Política
Testemunha afirma que Lulinha recebia mesada de R$ 300 mil do 'Careca do INSS', diz Carlos Viana
Senador relata que depoimento aponta filho de Lula como beneficiário de esquema e critica blindagem do governo à investigação.
O senador Carlos Viana (Podemos-MG), presidente da Comissão Parlamentar Mista de Inquérito (CPMI) do Instituto Nacional do Seguro Social (INSS), declarou nesta segunda-feira (16) que não pode acusar Luís Cláudio Lula da Silva, conhecido como Lulinha e filho do presidente Luiz Inácio Lula da Silva (PT), de ter recebimento de recursos do esquema de desvios das eleições. No entanto, ressaltou que uma testemunha afirmou que Lulinha recebeu uma mesada de R$ 300 mil do lobista Antônio Carlos Camilo Antunes, o “Careca do INSS”, apontado como principal operador das fraudes.
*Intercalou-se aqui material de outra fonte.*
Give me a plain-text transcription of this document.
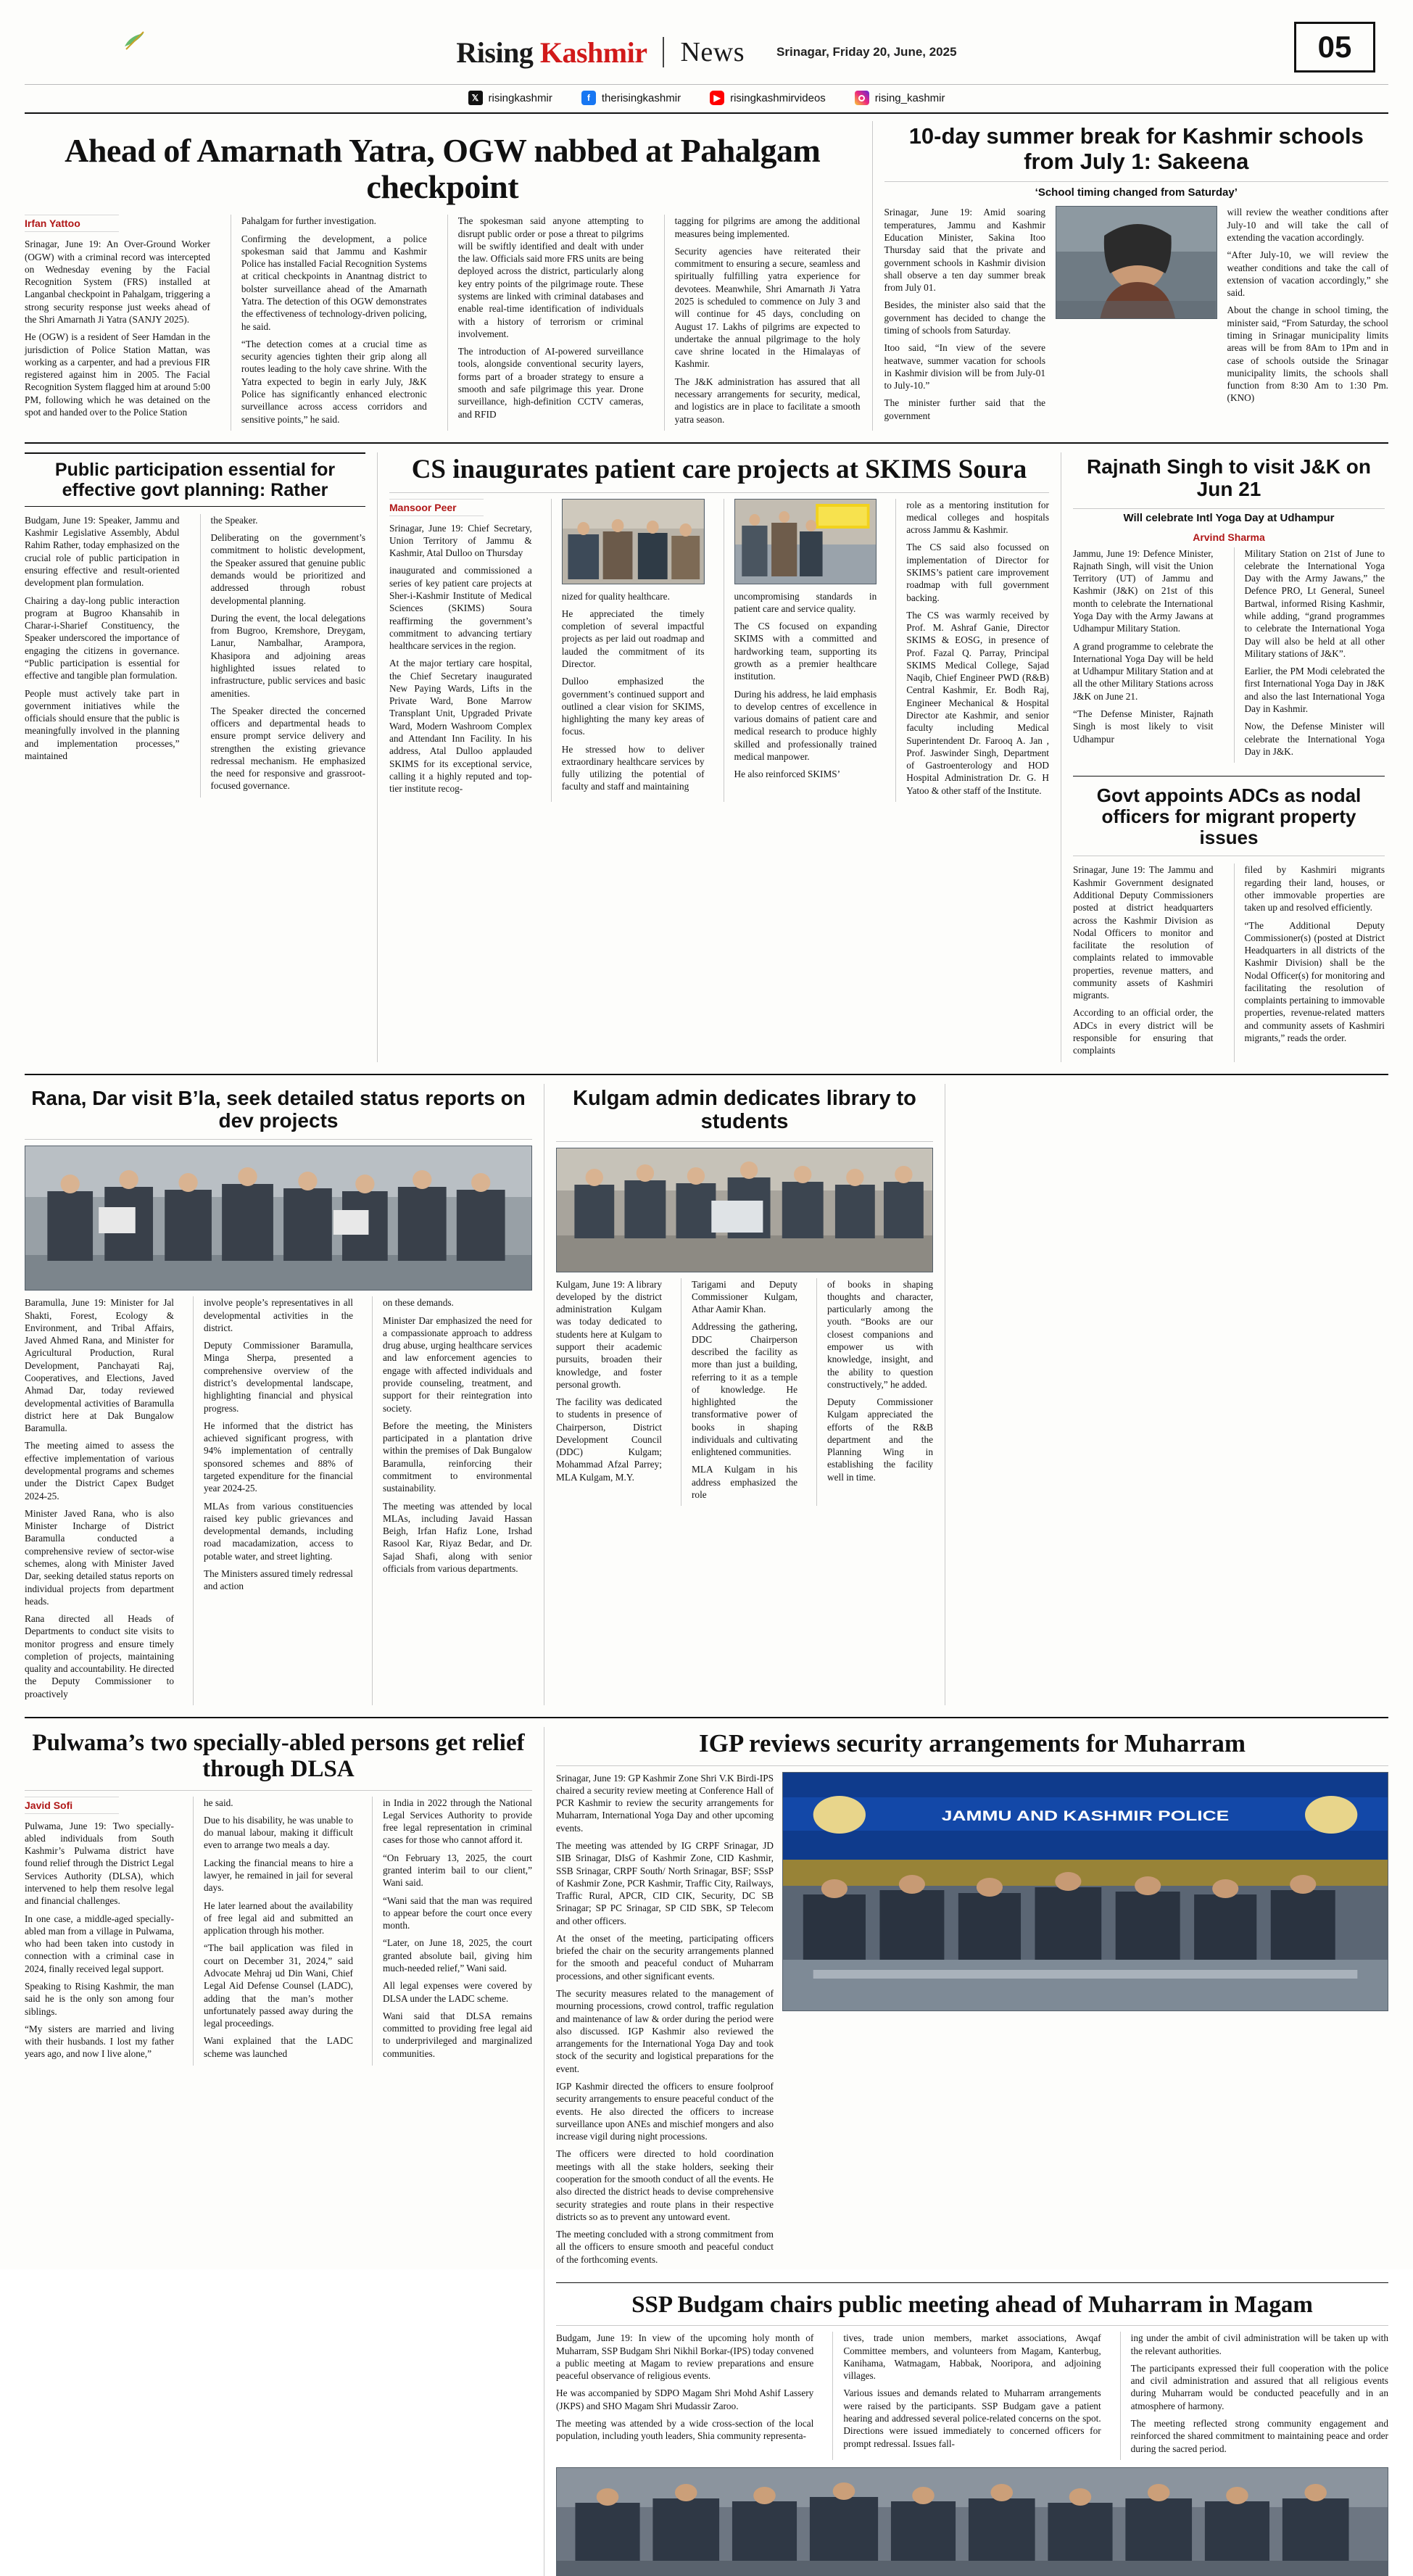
Rising Kashmir News	Srinagar, Friday 20, June, 2025	05
𝕏 risingkashmir	f	therisingkashmir	▶ risingkashmirvideos	rising_kashmir
Ahead of Amarnath Yatra, OGW nabbed at Pahalgam checkpoint
Irfan Yattoo

Srinagar, June 19: An Over-Ground Worker (OGW) with a criminal record was intercepted on Wednesday evening by the Facial Recognition System (FRS) installed at Langanbal checkpoint in Pahalgam, triggering a strong security response just weeks ahead of the Shri Amarnath Ji Yatra (SANJY 2025).

He (OGW) is a resident of Seer Hamdan in the jurisdiction of Police Station Mattan, was working as a carpenter, and had a previous FIR registered against him in 2005. The Facial Recognition System flagged him at around 5:00 PM, following which he was detained on the spot and handed over to the Police Station

Pahalgam for further investigation.

Confirming the development, a police spokesman said that Jammu and Kashmir Police has installed Facial Recognition Systems at critical checkpoints in Anantnag district to bolster surveillance ahead of the Amarnath Yatra. The detection of this OGW demonstrates the effectiveness of technology-driven policing, he said.

“The detection comes at a crucial time as security agencies tighten their grip along all routes leading to the holy cave shrine. With the Yatra expected to begin in early July, J&K Police has significantly enhanced electronic surveillance across access corridors and sensitive points,” he said.

The spokesman said anyone attempting to disrupt public order or pose a threat to pilgrims will be swiftly identified and dealt with under the law. Officials said more FRS units are being deployed across the district, particularly along key entry points of the pilgrimage route. These systems are linked with criminal databases and enable real-time identification of individuals with a history of terrorism or criminal involvement.

The introduction of AI-powered surveillance tools, alongside conventional security layers, forms part of a broader strategy to ensure a smooth and safe pilgrimage this year. Drone surveillance, high-definition CCTV cameras, and RFID

tagging for pilgrims are among the additional measures being implemented.

Security agencies have reiterated their commitment to ensuring a secure, seamless and spiritually fulfilling yatra experience for devotees. Meanwhile, Shri Amarnath Ji Yatra 2025 is scheduled to commence on July 3 and will continue for 45 days, concluding on August 17. Lakhs of pilgrims are expected to undertake the annual pilgrimage to the holy cave shrine located in the Himalayas of Kashmir.

The J&K administration has assured that all necessary arrangements for security, medical, and logistics are in place to facilitate a smooth yatra season.

10-day summer break for Kashmir schools from July 1: Sakeena
‘School timing changed from Saturday’

Srinagar, June 19: Amid soaring temperatures, Jammu and Kashmir Education Minister, Sakina Itoo Thursday said that the private and government schools in Kashmir division shall observe a ten day summer break from July 01.

Besides, the minister also said that the government has decided to change the timing of schools from Saturday.

Itoo said, “In view of the severe heatwave, summer vacation for schools in Kashmir division will be from July-01 to July-10.”

The minister further said that the government

will review the weather conditions after July-10 and will take the call of extending the vacation accordingly.

“After July-10, we will review the weather conditions and take the call of extension of vacation accordingly,” she said.

About the change in school timing, the minister said, “From Saturday, the school timing in Srinagar municipality limits areas will be from 8Am to 1Pm and in case of schools outside the Srinagar municipality limits, the schools shall function from 8:30 Am to 1:30 Pm. (KNO)

Public participation essential for effective govt planning: Rather

Budgam, June 19: Speaker, Jammu and Kashmir Legislative Assembly, Abdul Rahim Rather, today emphasized on the crucial role of public participation in ensuring effective and result-oriented development plan formulation.

Chairing a day-long public interaction program at Bugroo Khansahib in Charar-i-Sharief Constituency, the Speaker underscored the importance of engaging the citizens in governance. “Public participation is essential for effective and tangible plan formulation.

People must actively take part in government initiatives while the officials should ensure that the public is meaningfully involved in the planning and implementation processes,” maintained

the Speaker.

Deliberating on the government’s commitment to holistic development, the Speaker assured that genuine public demands would be prioritized and addressed through robust developmental planning.

During the event, the local delegations from Bugroo, Kremshore, Dreygam, Lanur, Nambalhar, Arampora, Khasipora and adjoining areas highlighted issues related to infrastructure, public services and basic amenities.

The Speaker directed the concerned officers and departmental heads to ensure prompt service delivery and strengthen the existing grievance redressal mechanism. He emphasized the need for responsive and grassroot-focused governance.

CS inaugurates patient care projects at SKIMS Soura
Mansoor Peer

Srinagar, June 19: Chief Secretary, Union Territory of Jammu & Kashmir, Atal Dulloo on Thursday

inaugurated and commissioned a series of key patient care projects at Sher-i-Kashmir Institute of Medical Sciences (SKIMS) Soura reaffirming the government’s commitment to advancing tertiary healthcare services in the region.

At the major tertiary care hospital, the Chief Secretary inaugurated New Paying Wards, Lifts in the Private Ward, Bone Marrow Transplant Unit, Upgraded Private Ward, Modern Washroom Complex and Attendant Inn Facility. In his address, Atal Dulloo applauded SKIMS for its exceptional service, calling it a highly reputed and top-tier institute recog-

nized for quality healthcare.

He appreciated the timely completion of several impactful projects as per laid out roadmap and lauded the commitment of its Director.

Dulloo emphasized the government’s continued support and outlined a clear vision for SKIMS, highlighting the many key areas of focus.

He stressed how to deliver extraordinary healthcare services by fully utilizing the potential of faculty and staff and maintaining

uncompromising standards in patient care and service quality.

The CS focused on expanding SKIMS with a committed and hardworking team, supporting its growth as a premier healthcare institution.

During his address, he laid emphasis to develop centres of excellence in various domains of patient care and medical research to produce highly skilled and professionally trained medical manpower.

He also reinforced SKIMS’

role as a mentoring institution for medical colleges and hospitals across Jammu & Kashmir.

The CS said also focussed on implementation of Director for SKIMS’s patient care improvement roadmap with full government backing.

The CS was warmly received by Prof. M. Ashraf Ganie, Director SKIMS & EOSG, in presence of Prof. Fazal Q. Parray, Principal SKIMS Medical College, Sajad Naqib, Chief Engineer PWD (R&B) Central Kashmir, Er. Bodh Raj, Engineer Mechanical & Hospital Director ate Kashmir, and senior faculty including Medical Superintendent Dr. Farooq A. Jan , Prof. Jaswinder Singh, Department of Gastroenterology and HOD Hospital Administration Dr. G. H Yatoo & other staff of the Institute.

Rajnath Singh to visit J&K on Jun 21
Will celebrate Intl Yoga Day at Udhampur
Arvind Sharma

Jammu, June 19: Defence Minister, Rajnath Singh, will visit the Union Territory (UT) of Jammu and Kashmir (J&K) on 21st of this month to celebrate the International Yoga Day with the Army Jawans at Udhampur Military Station.

A grand programme to celebrate the International Yoga Day will be held at Udhampur Military Station and at all the other Military Stations across J&K on June 21.

“The Defense Minister, Rajnath Singh is most likely to visit Udhampur

Military Station on 21st of June to celebrate the International Yoga Day with the Army Jawans,” the Defence PRO, Lt General, Suneel Bartwal, informed Rising Kashmir, while adding, “grand programmes to celebrate the International Yoga Day will also be held at all other Military stations of J&K”.

Earlier, the PM Modi celebrated the first International Yoga Day in J&K and also the last International Yoga Day in Kashmir.

Now, the Defense Minister will celebrate the International Yoga Day in J&K.

Govt appoints ADCs as nodal officers for migrant property issues

Srinagar, June 19: The Jammu and Kashmir Government designated Additional Deputy Commissioners posted at district headquarters across the Kashmir Division as Nodal Officers to monitor and facilitate the resolution of complaints related to immovable properties, revenue matters, and community assets of Kashmiri migrants.

According to an official order, the ADCs in every district will be responsible for ensuring that complaints

filed by Kashmiri migrants regarding their land, houses, or other immovable properties are taken up and resolved efficiently.

“The Additional Deputy Commissioner(s) (posted at District Headquarters in all districts of the Kashmir Division) shall be the Nodal Officer(s) for monitoring and facilitating the resolution of complaints pertaining to immovable properties, revenue-related matters and community assets of Kashmiri migrants,” reads the order.

Rana, Dar visit B’la, seek detailed status reports on dev projects

Baramulla, June 19: Minister for Jal Shakti, Forest, Ecology & Environment, and Tribal Affairs, Javed Ahmed Rana, and Minister for Agricultural Production, Rural Development, Panchayati Raj, Cooperatives, and Elections, Javed Ahmad Dar, today reviewed developmental activities of Baramulla district here at Dak Bungalow Baramulla.

The meeting aimed to assess the effective implementation of various developmental programs and schemes under the District Capex Budget 2024-25.

Minister Javed Rana, who is also Minister Incharge of District Baramulla conducted a comprehensive review of sector-wise schemes, along with Minister Javed Dar, seeking detailed status reports on individual projects from department heads.

Rana directed all Heads of Departments to conduct site visits to monitor progress and ensure timely completion of projects, maintaining quality and accountability. He directed the Deputy Commissioner to proactively

involve people’s representatives in all developmental activities in the district.

Deputy Commissioner Baramulla, Minga Sherpa, presented a comprehensive overview of the district’s developmental landscape, highlighting financial and physical progress.

He informed that the district has achieved significant progress, with 94% implementation of centrally sponsored schemes and 88% of targeted expenditure for the financial year 2024-25.

MLAs from various constituencies raised key public grievances and developmental demands, including road macadamization, access to potable water, and street lighting.

The Ministers assured timely redressal and action

on these demands.

Minister Dar emphasized the need for a compassionate approach to address drug abuse, urging healthcare services and law enforcement agencies to engage with affected individuals and provide counseling, treatment, and support for their reintegration into society.

Before the meeting, the Ministers participated in a plantation drive within the premises of Dak Bungalow Baramulla, reinforcing their commitment to environmental sustainability.

The meeting was attended by local MLAs, including Javaid Hassan Beigh, Irfan Hafiz Lone, Irshad Rasool Kar, Riyaz Bedar, and Dr. Sajad Shafi, along with senior officials from various departments.

Kulgam admin dedicates library to students

Kulgam, June 19: A library developed by the district administration Kulgam was today dedicated to students here at Kulgam to support their academic pursuits, broaden their knowledge, and foster personal growth.

The facility was dedicated to students in presence of Chairperson, District Development Council (DDC) Kulgam; Mohammad Afzal Parrey; MLA Kulgam, M.Y.

Tarigami and Deputy Commissioner Kulgam, Athar Aamir Khan.

Addressing the gathering, DDC Chairperson described the facility as more than just a building, referring to it as a temple of knowledge. He highlighted the transformative power of books in shaping individuals and cultivating enlightened communities.

MLA Kulgam in his address emphasized the role

of books in shaping thoughts and character, particularly among the youth. “Books are our closest companions and empower us with knowledge, insight, and the ability to question constructively,” he added.

Deputy Commissioner Kulgam appreciated the efforts of the R&B department and the Planning Wing in establishing the facility well in time.

Pulwama’s two specially-abled persons get relief through DLSA
Javid Sofi

Pulwama, June 19: Two specially-abled individuals from South Kashmir’s Pulwama district have found relief through the District Legal Services Authority (DLSA), which intervened to help them resolve legal and financial challenges.

In one case, a middle-aged specially-abled man from a village in Pulwama, who had been taken into custody in connection with a criminal case in 2024, finally received legal support.

Speaking to Rising Kashmir, the man said he is the only son among four siblings.

“My sisters are married and living with their husbands. I lost my father years ago, and now I live alone,”

he said.

Due to his disability, he was unable to do manual labour, making it difficult even to arrange two meals a day.

Lacking the financial means to hire a lawyer, he remained in jail for several days.

He later learned about the availability of free legal aid and submitted an application through his mother.

“The bail application was filed in court on December 31, 2024,” said Advocate Mehraj ud Din Wani, Chief Legal Aid Defense Counsel (LADC), adding that the man’s mother unfortunately passed away during the legal proceedings.

Wani explained that the LADC scheme was launched

in India in 2022 through the National Legal Services Authority to provide free legal representation in criminal cases for those who cannot afford it.

“On February 13, 2025, the court granted interim bail to our client,” Wani said.

“Wani said that the man was required to appear before the court once every month.

“Later, on June 18, 2025, the court granted absolute bail, giving him much-needed relief,” Wani said.

All legal expenses were covered by DLSA under the LADC scheme.

Wani said that DLSA remains committed to providing free legal aid to underprivileged and marginalized communities.

IGP reviews security arrangements for Muharram

Srinagar, June 19: GP Kashmir Zone Shri V.K Birdi-IPS chaired a security review meeting at Conference Hall of PCR Kashmir to review the security arrangements for Muharram, International Yoga Day and other upcoming events.

The meeting was attended by IG CRPF Srinagar, JD SIB Srinagar, DIsG of Kashmir Zone, CID Kashmir, SSB Srinagar, CRPF South/ North Srinagar, BSF; SSsP of Kashmir Zone, PCR Kashmir, Traffic City, Railways, Traffic Rural, APCR, CID CIK, Security, DC SB Srinagar; SP PC Srinagar, SP CID SBK, SP Telecom and other officers.

At the onset of the meeting, participating officers briefed the chair on the security arrangements planned for the smooth and peaceful conduct of Muharram processions, and other significant events.

The security measures related to the management of mourning processions, crowd control, traffic regulation and maintenance of law & order during the period were also discussed. IGP Kashmir also reviewed the arrangements for the International Yoga Day and took stock of the security and logistical preparations for the event.

IGP Kashmir directed the officers to ensure foolproof security arrangements to ensure peaceful conduct of the events. He also directed the officers to increase surveillance upon ANEs and mischief mongers and also increase vigil during night processions.

The officers were directed to hold coordination meetings with all the stake holders, seeking their cooperation for the smooth conduct of all the events. He also directed the district heads to devise comprehensive security strategies and route plans in their respective districts so as to prevent any untoward event.

The meeting concluded with a strong commitment from all the officers to ensure smooth and peaceful conduct of the forthcoming events.

JAMMU AND KASHMIR POLICE
SSP Budgam chairs public meeting ahead of Muharram in Magam

Budgam, June 19: In view of the upcoming holy month of Muharram, SSP Budgam Shri Nikhil Borkar-(IPS) today convened a public meeting at Magam to review preparations and ensure peaceful observance of religious events.

He was accompanied by SDPO Magam Shri Mohd Ashif Lassery (JKPS) and SHO Magam Shri Mudassir Zaroo.

The meeting was attended by a wide cross-section of the local population, including youth leaders, Shia community representa-

tives, trade union members, market associations, Awqaf Committee members, and volunteers from Magam, Kanterbug, Kanihama, Watmagam, Habbak, Nooripora, and adjoining villages.

Various issues and demands related to Muharram arrangements were raised by the participants. SSP Budgam gave a patient hearing and addressed several police-related concerns on the spot. Directions were issued immediately to concerned officers for prompt redressal. Issues fall-

ing under the ambit of civil administration will be taken up with the relevant authorities.

The participants expressed their full cooperation with the police and civil administration and assured that all religious events during Muharram would be conducted peacefully and in an atmosphere of harmony.

The meeting reflected strong community engagement and reinforced the shared commitment to maintaining peace and order during the sacred period.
“O governo cegou e nos impediu de quebrar o sigilo fiscal dele”, afirmou Viana durante entrevista ao programa Roda Viva, da TV Cultura. A quebra dos sigilos de Lulinha chegou a ser aprovada pela CPMI, mas foi posteriormente derrubada por decisão do ministro Flávio Dino, do Supremo Tribunal Federal (STF).
Mensagem ao ministro do STF
Na entrevista, Carlos Viana também comentou a mesma coisa sobre o episódio envolvendo o banqueiro Daniel Vorcaro. Segundo o senador, o telefone para o qual Vorcaro invejou uma mensagem que teria como destinatários o ministro Alexandre de Moraes, do STF, trata-se de uma linha funcional da Corte.
Viana informou que solicitará esclarecimentos ao STF sobre quem estava em posse da linha na ocasião. Vorcaro escreveu "conseguiu bloquear?" na mensagem enviada em 17 de novembro, horas antes de ser preso pela primeira vez.
“Em um país sério, Moraes seria afastado, assim como os parlamentares citados”, declarou Viana. Ele ponderou, porém, que o fato do nome do ministro constar na lista de contatos do celular de Vorcaro não configurar, por si só, um problema, pois o banqueiro teria montado uma ampla rede de influência.
O nome do próprio Viana também aparece entre os contatos, mas o senador afirmou que não conhecia Vorcaro antes da eclosão do escândalo.
Viana disse ainda esperar que Vorcaro feche um acordo de delação premiada. O senador afirmou acreditar que o ministro André Mendonça, do STF, poderia homologar a colaboração, mesmo que outros ministros da Corte sejam denunciados.